Für die Wachsbossiertechnik eignen sich verschiedene Wachsmalblöcke. Wichtig ist es darauf zu achten, daß die Wachsmalblöcke Bienenwachs enthalten und wachslöslich sind.
Wasserlösliche Wachsfarben sind leider nicht geeignet.

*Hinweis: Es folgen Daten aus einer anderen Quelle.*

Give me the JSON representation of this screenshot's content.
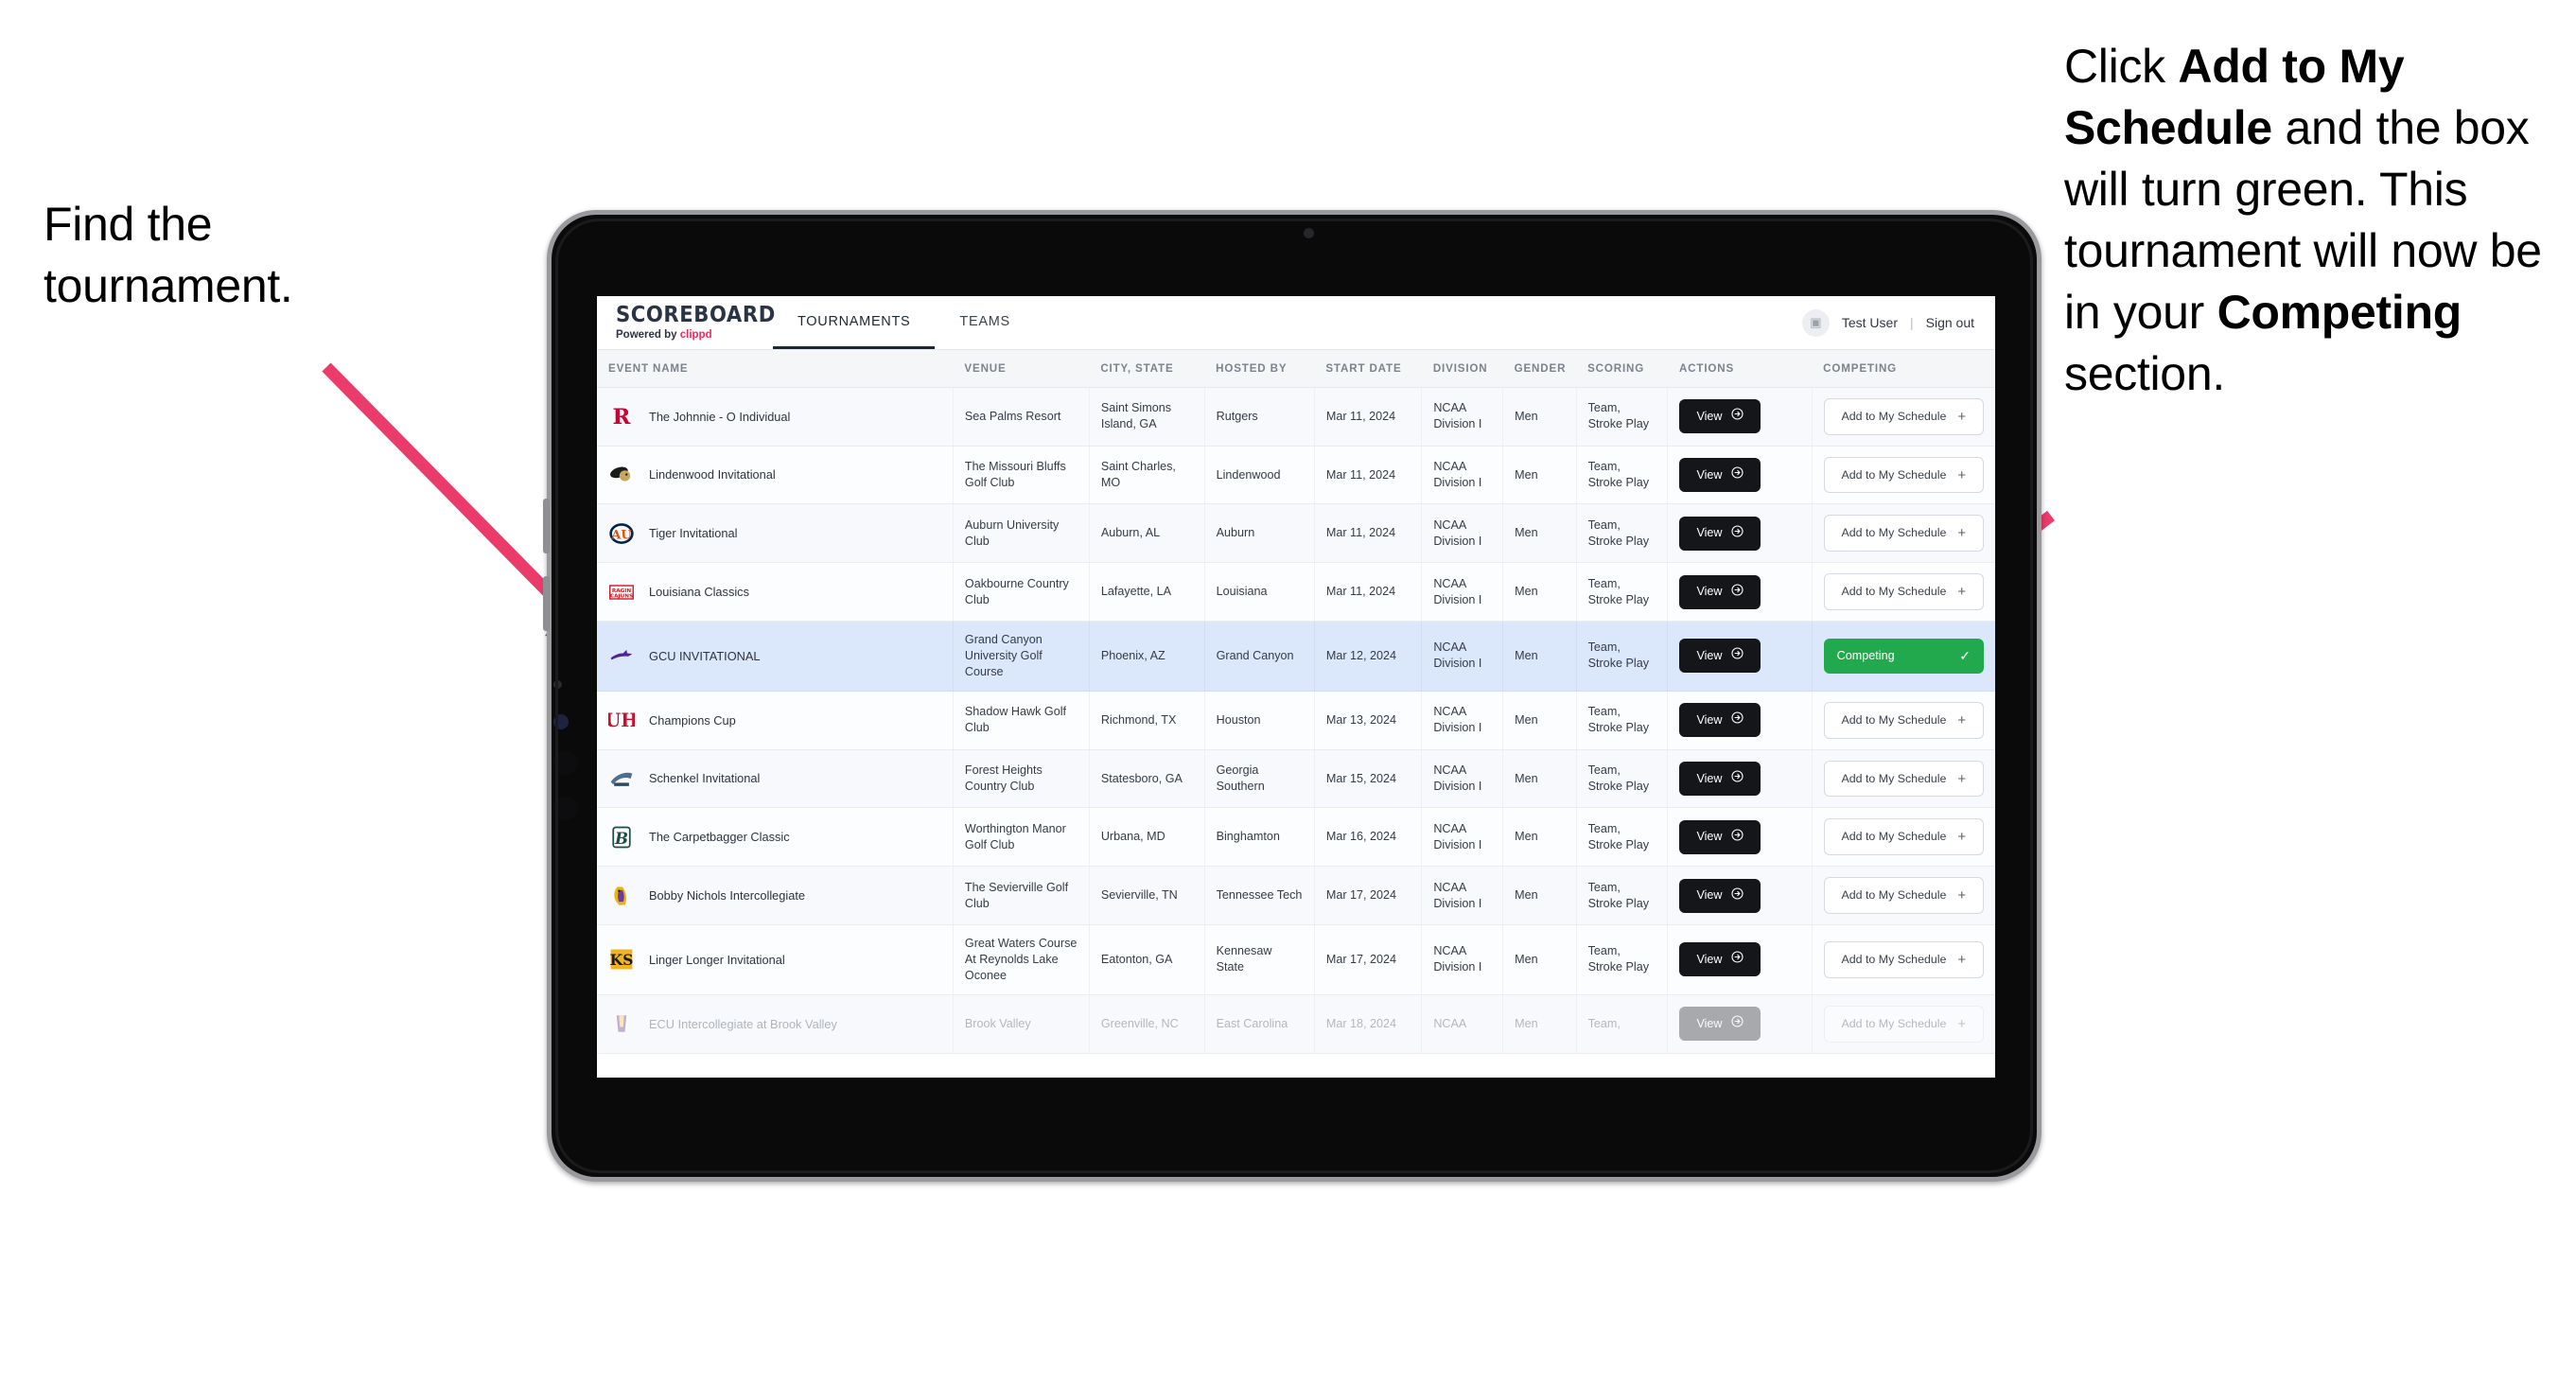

Wichtig ist es auch, auf eine gute Belüftung zu achten, denn beim Erhitzen werden z.T. Stoffe frei, die gesundheitsgefährdend sind. Das Wachs nicht zu stark erhitzen. Die Temperatur sollte gerade so sein, daß der Wachs von der Nadel oder Feder aufgenommen werden kann und sich auf die Eioberfläche auftragen läßt. Es gibt Farbstoffe, die nicht so hitzebeständig sind und dann praktisch im Löffel zerfallen.
Manchmal setzt sich auch Wachs im Löffel ab, das gar keine Farbstoffe enthält. In diesem Fall hilft es, das Wachs mit einem kleinen Stück Küchentuch aufzusaugen bzw. abzuschöpfen.
Im nachfolgenden sehen Sie ein paar Beispiele, wie die Bossiertechnik eingesetzt werden kann. Für das Dekorieren der Ostereier stehen hier wirklich sehr viele Möglichkeiten offen. Da ist bestimmt für jeden Geschmack etwas dabei.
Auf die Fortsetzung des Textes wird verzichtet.